Measure B to Prop 60

The ruckus over Prop 60 began a few years ago in 2012 just when she entered the business, Casey remembers. The political dustup then was Measure B that required condoms for filmed sex in LA County.

img_0515-2“My first porn shoot was in November 5, 2012. Measure B passed in LA County on Nov 6, 2012, and I watched it on TV and thought, ‘What the fuck did I just get myself into?'”

Little changed, actually. The law was never really enforced, Casey points out.

“They don’t have the money to make sure porn stars are wearing condoms. LA as a political entity and a public service entity is stretched so thin,” the native Floridian explains and adds that the law is still around but is “unenforceable as written.”

Undeterred, the Aids Health Foundation’s  Michael Weinstein, who was behind the initiative, turned his attention statewide. Next came AB 1576 that did what Measure B advocated, Casey continues, and it, too, failed in the state legislature mainly because of cost.

Finally, Weinstein went the ballot route in the election and collected enough signatures to bring his proposal before the voters.

However, it expired at the ballot box because it was flawed.

“The issue with Prop 60 was less about condoms and more about enforcement and how every private citizen in California could sue a porn production company if they watched a movie shot in the state without a condom,” Casey says.

2017-01-18-07-18-13-3Evil Angel owner John Stagliano agrees.

“Prop 60 was a horribly written law,” he says, pointing out that it established Michael Weinstein as “the porn czar” with the power to “prosecute cases and collect his expenses from the state.”

Despite the proposition’s shortcomings, effort and planning was required to ensure its demise.

Political Unity

Unwilling to take chances, the industry fought the initiative. Ela Darling, the current President of the Adult Performer Advocacy Committee (APAC) comments, “APAC and the FSC (Free Speech Coalition) and a large number of performers did everything they could to defeat Prop 60 and we won, we got it!”

Casey Calvert reminds us that this was “the first time that porn stars actually rallied for a cause and we owe a lot of that to the Free Speech Coalition.” She talks about industry people using twitter and doing interviews to get the story out.

“I wrote a piece for the Huffington Post which I heard was very impactful . . . I also spoke on the radio,” Casey adds.

Ela and Casey give performers Julia Ann and SiouxsieQ and Free Speech Coalition’s Eric Leue much credit for organizing and leading the charge.

John Stagliano steps up to put Chanel Preston on the worthy list. “Chanel did some great interviews . . . She was very effective and active [in defeating Prop 60].”

And, everyone thanks California’s Democratic, Republican, and Libertarian Parties and the LGBT organizations for speaking out against Prop 60, a rare instance of political unity.

Activism

Ela talks about the lobbying in Sacramento.

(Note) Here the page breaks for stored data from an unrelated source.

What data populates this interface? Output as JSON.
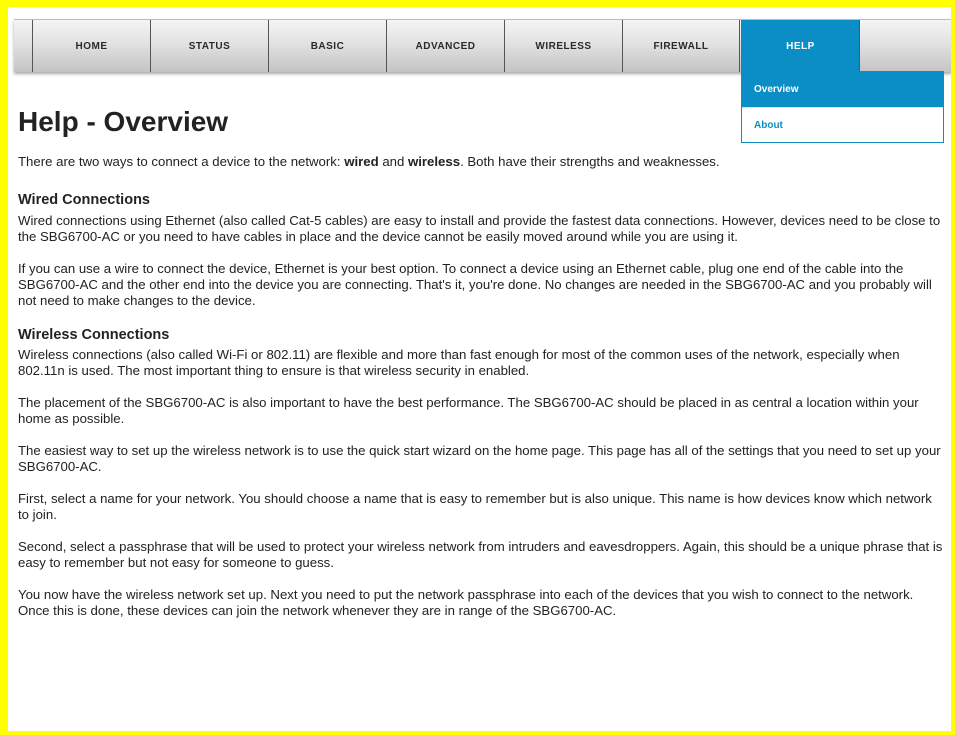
{
  "nav": {
    "items": [
      {
        "label": "HOME"
      },
      {
        "label": "STATUS"
      },
      {
        "label": "BASIC"
      },
      {
        "label": "ADVANCED"
      },
      {
        "label": "WIRELESS"
      },
      {
        "label": "FIREWALL"
      },
      {
        "label": "HELP",
        "active": true
      }
    ],
    "dropdown": {
      "items": [
        {
          "label": "Overview",
          "selected": true
        },
        {
          "label": "About"
        }
      ]
    }
  },
  "colors": {
    "accent": "#0b8ec6",
    "frame": "#ffff00"
  },
  "content": {
    "title": "Help - Overview",
    "intro": {
      "before": "There are two ways to connect a device to the network: ",
      "wired": "wired",
      "and": " and ",
      "wireless": "wireless",
      "after": ". Both have their strengths and weaknesses."
    },
    "wired": {
      "heading": "Wired Connections",
      "p1": "Wired connections using Ethernet (also called Cat-5 cables) are easy to install and provide the fastest data connections. However, devices need to be close to the SBG6700-AC or you need to have cables in place and the device cannot be easily moved around while you are using it.",
      "p2": "If you can use a wire to connect the device, Ethernet is your best option. To connect a device using an Ethernet cable, plug one end of the cable into the SBG6700-AC and the other end into the device you are connecting. That's it, you're done. No changes are needed in the SBG6700-AC and you probably will not need to make changes to the device."
    },
    "wireless": {
      "heading": "Wireless Connections",
      "p1": "Wireless connections (also called Wi-Fi or 802.11) are flexible and more than fast enough for most of the common uses of the network, especially when 802.11n is used. The most important thing to ensure is that wireless security in enabled.",
      "p2": "The placement of the SBG6700-AC is also important to have the best performance. The SBG6700-AC should be placed in as central a location within your home as possible.",
      "p3": "The easiest way to set up the wireless network is to use the quick start wizard on the home page. This page has all of the settings that you need to set up your SBG6700-AC.",
      "p4": "First, select a name for your network. You should choose a name that is easy to remember but is also unique. This name is how devices know which network to join.",
      "p5": "Second, select a passphrase that will be used to protect your wireless network from intruders and eavesdroppers. Again, this should be a unique phrase that is easy to remember but not easy for someone to guess.",
      "p6": "You now have the wireless network set up. Next you need to put the network passphrase into each of the devices that you wish to connect to the network. Once this is done, these devices can join the network whenever they are in range of the SBG6700-AC."
    }
  }
}
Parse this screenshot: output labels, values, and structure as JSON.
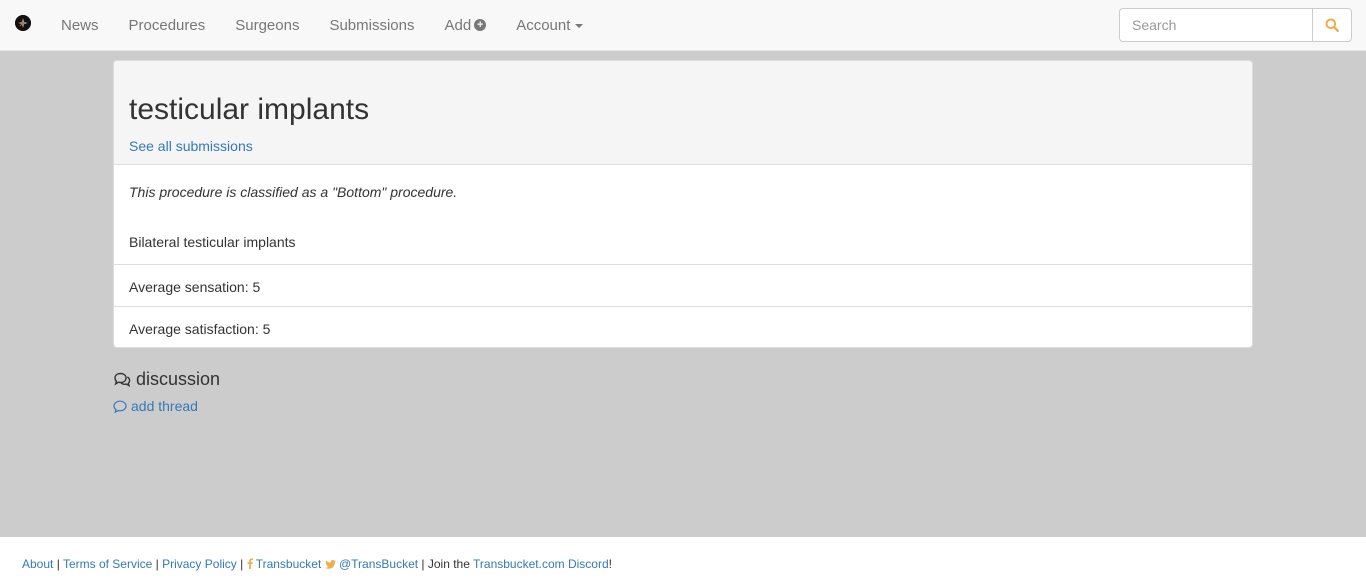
{
  "nav": {
    "items": [
      {
        "label": "News"
      },
      {
        "label": "Procedures"
      },
      {
        "label": "Surgeons"
      },
      {
        "label": "Submissions"
      },
      {
        "label": "Add"
      },
      {
        "label": "Account"
      }
    ],
    "search_placeholder": "Search",
    "search_icon": "search-icon",
    "accent_color": "#f0ad4e"
  },
  "panel": {
    "title": "testicular implants",
    "see_all_label": "See all submissions",
    "classification": "This procedure is classified as a \"Bottom\" procedure.",
    "description": "Bilateral testicular implants",
    "stats": [
      {
        "label": "Average sensation: 5"
      },
      {
        "label": "Average satisfaction: 5"
      }
    ]
  },
  "discussion": {
    "title": "discussion",
    "add_thread_label": "add thread"
  },
  "footer": {
    "about": "About",
    "sep1": " | ",
    "terms": "Terms of Service",
    "sep2": " | ",
    "privacy": "Privacy Policy",
    "sep3": " | ",
    "facebook": "Transbucket",
    "twitter": "@TransBucket",
    "join_text": " | Join the ",
    "discord": "Transbucket.com Discord",
    "bang": "!"
  }
}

2017-01-18-09-23-25-2“We spoke to legislators, we spoke to Senators . . . anybody who would give us time. Quite a few did. I got to be the voice of the industry to speak to the caucuses and the Democratic convention in Long Beach. It’s been a really big grassroots effort,” she says. Porn people even “led a protest through Hollywood.”

“I’ve never seen the industry aligned so strongly on anything like they did on Prop 60. It was refreshing, it was empowering, and amazing.”

Performer Derrick Pierce presents an unvarnished view of the campaign.

The FSC built a winning coalition of ” both talent and producers and production teams.” People “who are typically fragmented in nature” were on the same political page, Derrick remarks, because “even though we are socially amongst each other we don’t really function in that capacity.”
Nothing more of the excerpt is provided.